En effet, dans la foulée du somptueux "The Harvest", Qwel a visiblement décidé de réaliser intégralement chacun de ses nouveaux projets (qu'il s'agisse d'un album studio ou d'un tour-CD) avec un seul producteur, histoire de donner à chaque disque ce petit supplément de force, d'âme et de cohérence qui manquait souvent à ses premiers essais solos. Après s'être acoquiné avec Maker et Jackson Jones, le leader des Typical Cats a donc eu la bonne idée de faire appel aux services du talentueux Mike Gao (vu très à son avantage l'an passé en soutien de Mestizo sur le réussi "Blindfaith").

Une ligne de basse ondoyante, un piano qui s'immisce parfaitement dans ses intervalles, une batterie ciselée, une guitare mélancolique magnifique et quelques échos électro intrigants… Dès que 'Crazy As Me' prend forme et laisse son charme triste s'immiscer entre nos oreilles, Mike montre qu'il sait décidément y faire pour superposer les couches de samples à bon escient, sans surcharger ses concoctions, sans tomber dans la démonstration inutile ou sans perdre de vue que son rôle est de mettre en valeur la voix de son hôte. En allégeant le style mis en avant sur "Blindfaith", en diversifiant subtilement sa palette, il continue de refuser d'entrer dans des cases toutes faites… Du coup, entre 'Escapism' et sa section de cuivres soul accrocheuse, le tendu 'JP Morgan' et ses violons hitchcockiens (pour ne pas dire malsains), et 'Vital Signs' et son électro-jazz confortable, le début du parcours pourrait difficilement être plus bigarré et séduisant à la fois.

Pas de doute : Mike aime visiblement surprendre son auditoire, aller là où on ne l'attend pas forcément, changer de décor dès que l'envie lui en prend (comme au beau milieu du touchant 'Umbrella').
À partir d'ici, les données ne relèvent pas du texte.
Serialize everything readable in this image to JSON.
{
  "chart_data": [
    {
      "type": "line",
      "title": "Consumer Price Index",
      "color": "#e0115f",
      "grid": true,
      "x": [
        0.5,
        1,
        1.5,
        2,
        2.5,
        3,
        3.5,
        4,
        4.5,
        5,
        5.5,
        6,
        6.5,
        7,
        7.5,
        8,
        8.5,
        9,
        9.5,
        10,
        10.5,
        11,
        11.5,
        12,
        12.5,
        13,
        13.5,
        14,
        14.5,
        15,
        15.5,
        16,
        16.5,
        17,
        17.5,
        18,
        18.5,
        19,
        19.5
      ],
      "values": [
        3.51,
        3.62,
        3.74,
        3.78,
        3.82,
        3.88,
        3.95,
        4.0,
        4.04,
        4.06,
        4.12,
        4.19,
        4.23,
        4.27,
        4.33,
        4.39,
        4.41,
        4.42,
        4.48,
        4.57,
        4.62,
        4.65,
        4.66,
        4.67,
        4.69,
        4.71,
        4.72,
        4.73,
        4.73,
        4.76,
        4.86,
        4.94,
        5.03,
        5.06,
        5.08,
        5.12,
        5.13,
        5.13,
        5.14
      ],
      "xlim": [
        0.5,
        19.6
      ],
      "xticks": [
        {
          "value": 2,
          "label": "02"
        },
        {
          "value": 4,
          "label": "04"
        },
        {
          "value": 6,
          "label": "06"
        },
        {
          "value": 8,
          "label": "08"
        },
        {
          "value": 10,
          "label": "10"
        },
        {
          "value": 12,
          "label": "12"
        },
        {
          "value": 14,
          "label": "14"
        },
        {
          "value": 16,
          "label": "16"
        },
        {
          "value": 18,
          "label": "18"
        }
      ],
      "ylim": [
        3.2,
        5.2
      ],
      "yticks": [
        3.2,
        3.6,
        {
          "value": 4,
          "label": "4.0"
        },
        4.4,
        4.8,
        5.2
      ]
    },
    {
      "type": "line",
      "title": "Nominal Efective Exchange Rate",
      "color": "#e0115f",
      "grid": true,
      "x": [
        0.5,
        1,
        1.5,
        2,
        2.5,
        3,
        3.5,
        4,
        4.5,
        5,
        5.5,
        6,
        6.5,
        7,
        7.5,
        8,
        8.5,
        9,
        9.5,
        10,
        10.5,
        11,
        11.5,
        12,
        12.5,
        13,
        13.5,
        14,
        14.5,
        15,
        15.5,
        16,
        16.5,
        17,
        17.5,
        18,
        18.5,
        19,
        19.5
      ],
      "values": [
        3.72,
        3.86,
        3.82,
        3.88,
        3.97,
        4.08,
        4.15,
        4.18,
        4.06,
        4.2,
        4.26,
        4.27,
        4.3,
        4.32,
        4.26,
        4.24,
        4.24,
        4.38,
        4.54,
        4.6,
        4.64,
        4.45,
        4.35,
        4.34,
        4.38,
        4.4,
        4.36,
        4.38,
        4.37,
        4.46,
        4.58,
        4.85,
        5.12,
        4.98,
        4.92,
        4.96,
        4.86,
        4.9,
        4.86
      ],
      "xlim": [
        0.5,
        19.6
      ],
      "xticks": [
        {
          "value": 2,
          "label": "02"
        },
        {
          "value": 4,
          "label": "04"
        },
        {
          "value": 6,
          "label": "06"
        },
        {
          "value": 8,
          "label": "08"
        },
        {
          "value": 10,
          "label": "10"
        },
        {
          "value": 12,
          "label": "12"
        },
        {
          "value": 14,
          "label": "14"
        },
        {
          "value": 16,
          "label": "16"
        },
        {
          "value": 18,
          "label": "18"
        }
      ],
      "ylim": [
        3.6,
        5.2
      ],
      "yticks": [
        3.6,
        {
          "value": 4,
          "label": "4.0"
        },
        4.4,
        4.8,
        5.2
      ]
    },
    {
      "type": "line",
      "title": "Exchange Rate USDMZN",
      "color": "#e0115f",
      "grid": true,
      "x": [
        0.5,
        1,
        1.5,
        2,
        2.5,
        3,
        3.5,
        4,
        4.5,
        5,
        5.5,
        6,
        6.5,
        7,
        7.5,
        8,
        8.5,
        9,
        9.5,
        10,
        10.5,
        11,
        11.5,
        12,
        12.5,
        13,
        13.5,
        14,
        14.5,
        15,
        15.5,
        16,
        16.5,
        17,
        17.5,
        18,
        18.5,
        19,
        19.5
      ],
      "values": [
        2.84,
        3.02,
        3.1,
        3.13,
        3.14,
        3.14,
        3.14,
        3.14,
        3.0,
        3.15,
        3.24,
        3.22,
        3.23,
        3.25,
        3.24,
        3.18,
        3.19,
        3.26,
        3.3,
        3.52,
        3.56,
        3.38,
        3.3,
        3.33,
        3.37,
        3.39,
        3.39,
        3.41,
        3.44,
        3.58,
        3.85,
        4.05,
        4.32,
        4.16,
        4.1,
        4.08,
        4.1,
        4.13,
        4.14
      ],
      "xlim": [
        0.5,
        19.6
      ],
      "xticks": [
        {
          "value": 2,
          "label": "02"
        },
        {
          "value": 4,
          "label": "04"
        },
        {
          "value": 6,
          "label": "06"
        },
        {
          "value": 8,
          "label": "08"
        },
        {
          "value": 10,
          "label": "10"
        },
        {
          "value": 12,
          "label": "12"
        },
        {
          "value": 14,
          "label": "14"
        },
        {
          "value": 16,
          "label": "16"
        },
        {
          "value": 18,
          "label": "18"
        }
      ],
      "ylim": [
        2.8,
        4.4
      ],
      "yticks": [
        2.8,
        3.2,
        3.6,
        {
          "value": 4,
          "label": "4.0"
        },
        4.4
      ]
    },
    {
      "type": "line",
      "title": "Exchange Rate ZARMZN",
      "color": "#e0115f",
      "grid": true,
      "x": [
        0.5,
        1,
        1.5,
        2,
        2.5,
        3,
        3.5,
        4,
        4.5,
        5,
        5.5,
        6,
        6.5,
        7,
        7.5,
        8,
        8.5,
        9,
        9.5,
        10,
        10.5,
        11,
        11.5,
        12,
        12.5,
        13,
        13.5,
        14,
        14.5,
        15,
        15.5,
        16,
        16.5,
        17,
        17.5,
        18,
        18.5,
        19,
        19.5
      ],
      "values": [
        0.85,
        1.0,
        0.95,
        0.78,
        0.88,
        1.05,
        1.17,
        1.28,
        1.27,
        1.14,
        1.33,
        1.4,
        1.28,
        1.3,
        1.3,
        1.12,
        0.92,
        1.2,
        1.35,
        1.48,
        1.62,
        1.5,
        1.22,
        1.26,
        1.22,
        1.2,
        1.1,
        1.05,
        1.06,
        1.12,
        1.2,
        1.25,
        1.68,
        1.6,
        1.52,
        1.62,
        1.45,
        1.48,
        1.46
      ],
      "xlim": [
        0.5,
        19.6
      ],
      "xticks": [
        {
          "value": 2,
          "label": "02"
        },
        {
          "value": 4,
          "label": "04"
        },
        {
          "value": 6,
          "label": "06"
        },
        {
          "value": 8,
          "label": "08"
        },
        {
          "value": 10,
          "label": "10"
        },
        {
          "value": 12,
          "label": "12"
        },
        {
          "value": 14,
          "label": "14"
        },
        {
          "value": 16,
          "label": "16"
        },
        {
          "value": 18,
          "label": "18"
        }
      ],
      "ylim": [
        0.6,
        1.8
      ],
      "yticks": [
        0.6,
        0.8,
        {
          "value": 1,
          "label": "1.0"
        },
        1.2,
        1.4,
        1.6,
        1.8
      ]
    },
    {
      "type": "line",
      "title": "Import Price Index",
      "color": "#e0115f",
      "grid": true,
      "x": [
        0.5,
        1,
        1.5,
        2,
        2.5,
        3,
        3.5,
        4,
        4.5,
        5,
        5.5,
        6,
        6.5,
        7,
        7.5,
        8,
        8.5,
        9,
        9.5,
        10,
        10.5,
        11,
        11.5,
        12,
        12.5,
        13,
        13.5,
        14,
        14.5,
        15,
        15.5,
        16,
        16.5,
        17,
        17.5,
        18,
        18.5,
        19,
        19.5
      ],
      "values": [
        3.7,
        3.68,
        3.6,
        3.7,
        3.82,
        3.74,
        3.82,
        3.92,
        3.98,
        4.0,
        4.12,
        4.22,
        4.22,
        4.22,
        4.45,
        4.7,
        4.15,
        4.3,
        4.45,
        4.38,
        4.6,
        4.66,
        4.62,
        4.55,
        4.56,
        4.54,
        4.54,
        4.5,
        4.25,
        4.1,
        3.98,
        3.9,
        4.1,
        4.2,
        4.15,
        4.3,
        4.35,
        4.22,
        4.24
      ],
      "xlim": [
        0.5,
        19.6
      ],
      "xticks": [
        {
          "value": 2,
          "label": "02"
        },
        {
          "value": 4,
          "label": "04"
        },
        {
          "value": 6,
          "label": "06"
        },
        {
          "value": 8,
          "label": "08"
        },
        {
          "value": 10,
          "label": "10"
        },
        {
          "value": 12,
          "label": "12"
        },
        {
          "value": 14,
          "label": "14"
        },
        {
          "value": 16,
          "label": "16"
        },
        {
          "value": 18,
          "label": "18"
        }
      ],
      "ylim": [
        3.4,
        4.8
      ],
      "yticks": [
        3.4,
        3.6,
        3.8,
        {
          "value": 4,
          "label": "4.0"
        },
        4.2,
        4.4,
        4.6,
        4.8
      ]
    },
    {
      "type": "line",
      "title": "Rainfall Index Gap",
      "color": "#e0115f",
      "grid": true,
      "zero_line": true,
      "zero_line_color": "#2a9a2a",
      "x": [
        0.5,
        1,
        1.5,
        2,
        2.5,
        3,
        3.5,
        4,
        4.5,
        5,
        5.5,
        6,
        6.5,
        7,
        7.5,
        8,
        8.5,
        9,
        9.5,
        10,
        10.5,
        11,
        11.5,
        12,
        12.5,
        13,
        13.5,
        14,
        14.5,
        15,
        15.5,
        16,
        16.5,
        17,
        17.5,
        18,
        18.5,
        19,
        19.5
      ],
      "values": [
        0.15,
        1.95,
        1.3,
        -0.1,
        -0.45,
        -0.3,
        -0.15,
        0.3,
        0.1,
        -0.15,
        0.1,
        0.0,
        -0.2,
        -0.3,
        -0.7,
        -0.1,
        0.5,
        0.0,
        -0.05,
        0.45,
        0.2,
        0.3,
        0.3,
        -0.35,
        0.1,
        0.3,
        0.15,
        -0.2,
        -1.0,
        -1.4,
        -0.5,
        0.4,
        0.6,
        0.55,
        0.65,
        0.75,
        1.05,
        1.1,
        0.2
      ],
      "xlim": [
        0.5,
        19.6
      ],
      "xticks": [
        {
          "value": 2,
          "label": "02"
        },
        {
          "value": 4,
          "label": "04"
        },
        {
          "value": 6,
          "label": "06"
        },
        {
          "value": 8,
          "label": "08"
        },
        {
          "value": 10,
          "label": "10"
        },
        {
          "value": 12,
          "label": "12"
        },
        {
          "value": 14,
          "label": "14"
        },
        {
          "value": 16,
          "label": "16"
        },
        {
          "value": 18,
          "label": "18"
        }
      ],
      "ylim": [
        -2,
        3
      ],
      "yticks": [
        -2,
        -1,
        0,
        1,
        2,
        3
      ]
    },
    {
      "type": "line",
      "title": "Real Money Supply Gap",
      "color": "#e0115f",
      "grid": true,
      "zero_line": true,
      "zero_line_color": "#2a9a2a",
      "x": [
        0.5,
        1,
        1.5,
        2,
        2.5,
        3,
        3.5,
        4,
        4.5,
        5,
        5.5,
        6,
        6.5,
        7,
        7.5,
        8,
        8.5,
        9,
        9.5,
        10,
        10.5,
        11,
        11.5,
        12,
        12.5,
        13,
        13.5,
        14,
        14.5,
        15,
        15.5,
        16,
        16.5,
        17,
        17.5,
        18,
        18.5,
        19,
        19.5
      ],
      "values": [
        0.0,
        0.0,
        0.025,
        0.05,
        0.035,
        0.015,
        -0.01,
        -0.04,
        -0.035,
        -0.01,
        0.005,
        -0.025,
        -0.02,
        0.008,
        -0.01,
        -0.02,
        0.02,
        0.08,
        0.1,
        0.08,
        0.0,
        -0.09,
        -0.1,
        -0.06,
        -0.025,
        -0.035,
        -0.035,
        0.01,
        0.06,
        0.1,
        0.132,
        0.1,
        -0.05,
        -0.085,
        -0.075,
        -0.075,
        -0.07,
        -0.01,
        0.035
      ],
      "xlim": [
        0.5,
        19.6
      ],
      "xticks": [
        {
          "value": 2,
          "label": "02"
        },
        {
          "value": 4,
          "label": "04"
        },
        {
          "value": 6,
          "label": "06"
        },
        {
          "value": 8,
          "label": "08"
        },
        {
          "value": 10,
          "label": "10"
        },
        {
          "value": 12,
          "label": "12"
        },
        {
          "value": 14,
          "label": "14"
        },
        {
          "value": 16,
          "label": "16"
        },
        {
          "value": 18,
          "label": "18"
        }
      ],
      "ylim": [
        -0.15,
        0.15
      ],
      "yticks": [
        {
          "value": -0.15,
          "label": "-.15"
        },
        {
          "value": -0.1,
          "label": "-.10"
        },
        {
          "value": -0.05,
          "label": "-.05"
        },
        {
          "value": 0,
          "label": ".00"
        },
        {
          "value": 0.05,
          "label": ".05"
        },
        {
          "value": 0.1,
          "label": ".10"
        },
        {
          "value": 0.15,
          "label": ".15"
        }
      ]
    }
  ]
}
Après une entrée en matière rageuse, il consacre ainsi la seconde partie de ce mini-album à osciller habillement entre atmosphères automnales (où le jazz se taille souvent la part du lion), pauses instrumentales et tentatives de déstabilisation (à l'image du beat 808 de 'The Fool'). Même s'il aime varier les plaisirs, Mike n'est pas un révolutionnaire d'un point de vue purement formel et certains pourront évidemment qualifier son travail d'académique (à juste titre, quoique). Il n'en reste pas moins que, comme nombre des beatmakers résidents de G4, il parvient à tirer son épingle du jeu et de la masse, grâce à un vrai savoir-faire et, pour sa part, à une adaptabilité peu commune. Caméléon, il se plie ainsi en quatre pour illustrer l'état d'esprit changeant de Qwel (au risque de rester parfois un peu trop en retrait).

Vivifié par ces compositions soignées, Adam attaque en tout cas le micro avec intensité, avec cette rage viscérale de dire et d'écrire qui l'a rarement quitté depuis "If It Ain't Been In A Pawnshop, Then It Can't Play The Blues"… Et autant le dire, sa plume reste l'une des plus incisives du rap contemporain. Précise mais imagée à la fois, évocatrice et intelligible, alliant forme et fond à merveille, elle reste fascinante et dessine au fil des albums les contours incertains d'un emcee complexe et accessible à la fois. Un emcee qui continue lui aussi d'échapper aux étiquettes et qui semble avoir trouvé désormais la bonne formule après des débuts louvoyants, fasciné (et consterné) par l'évolution du rap mais aussi du monde. "We're all fucked up […] How am I supposed to see Zion through these eyes that rather die?"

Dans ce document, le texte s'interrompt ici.